WHITE AND BLACK BLUES

En seulement deux films (les remarquables Bungalow et Montag), l’Allemand Ulrich Köhler s’est imposé comme l’un des réalisateurs européens les plus passionnants, questionnant la perte de repères et d’identité à travers des récits de fuites en avant où le quotidien le plus âpre était bousculé par une inquiétante étrangeté. Son nouveau film, ours d’argent à Berlin, continue dans la même veine avec une ambition encore plus grande. Il y est question d’une torpeur, d’une « maladie du sommeil » qui est à la fois celle des Européens implantés en Afrique, incapable de se défaire entièrement de leurs réflexes colonialistes, et celle de l’Afrique elle-même, coincée dans ses désirs d’évolution.
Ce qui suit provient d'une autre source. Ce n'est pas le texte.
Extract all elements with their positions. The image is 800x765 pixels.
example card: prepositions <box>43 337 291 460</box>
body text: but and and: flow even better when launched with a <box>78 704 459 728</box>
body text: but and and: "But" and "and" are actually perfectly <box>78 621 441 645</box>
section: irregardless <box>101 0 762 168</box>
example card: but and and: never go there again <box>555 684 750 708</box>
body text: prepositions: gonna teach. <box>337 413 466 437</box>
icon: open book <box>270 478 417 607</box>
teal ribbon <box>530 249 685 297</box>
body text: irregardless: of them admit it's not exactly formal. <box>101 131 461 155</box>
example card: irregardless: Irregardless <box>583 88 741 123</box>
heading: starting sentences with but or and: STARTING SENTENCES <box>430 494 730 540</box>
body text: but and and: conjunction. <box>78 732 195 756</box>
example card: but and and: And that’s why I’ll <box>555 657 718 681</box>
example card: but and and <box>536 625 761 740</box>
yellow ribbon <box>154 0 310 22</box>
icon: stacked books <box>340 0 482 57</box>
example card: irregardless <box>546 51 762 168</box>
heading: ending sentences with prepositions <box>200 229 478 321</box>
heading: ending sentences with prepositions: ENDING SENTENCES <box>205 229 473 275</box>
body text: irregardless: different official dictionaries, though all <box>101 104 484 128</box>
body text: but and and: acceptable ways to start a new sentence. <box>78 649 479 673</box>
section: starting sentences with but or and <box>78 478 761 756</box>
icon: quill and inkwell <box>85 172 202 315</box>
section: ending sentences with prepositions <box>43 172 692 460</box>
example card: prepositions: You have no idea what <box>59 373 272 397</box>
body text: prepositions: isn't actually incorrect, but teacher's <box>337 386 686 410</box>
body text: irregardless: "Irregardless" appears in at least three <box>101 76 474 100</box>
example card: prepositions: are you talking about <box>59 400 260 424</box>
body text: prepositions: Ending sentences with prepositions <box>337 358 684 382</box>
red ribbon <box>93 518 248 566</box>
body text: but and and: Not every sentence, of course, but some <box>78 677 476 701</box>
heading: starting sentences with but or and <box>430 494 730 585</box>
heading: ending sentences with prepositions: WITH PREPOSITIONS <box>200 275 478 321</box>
La maitrise scénaristique de Köhler saute une fois de plus aux yeux, car jamais il n’aborde ses thèmes avec didactisme ou condescendance. Comme dans ces précédents long-métrages, il pose les questions sans donner d’explications ou prétendre connaître les réponses. Et surtout, on est ici très loin du film-à-thèse convenu. Le discours a beau être politique, le film dans son ensemble est tout simplement inclassable, bien plus audacieux qu’il n’y parait.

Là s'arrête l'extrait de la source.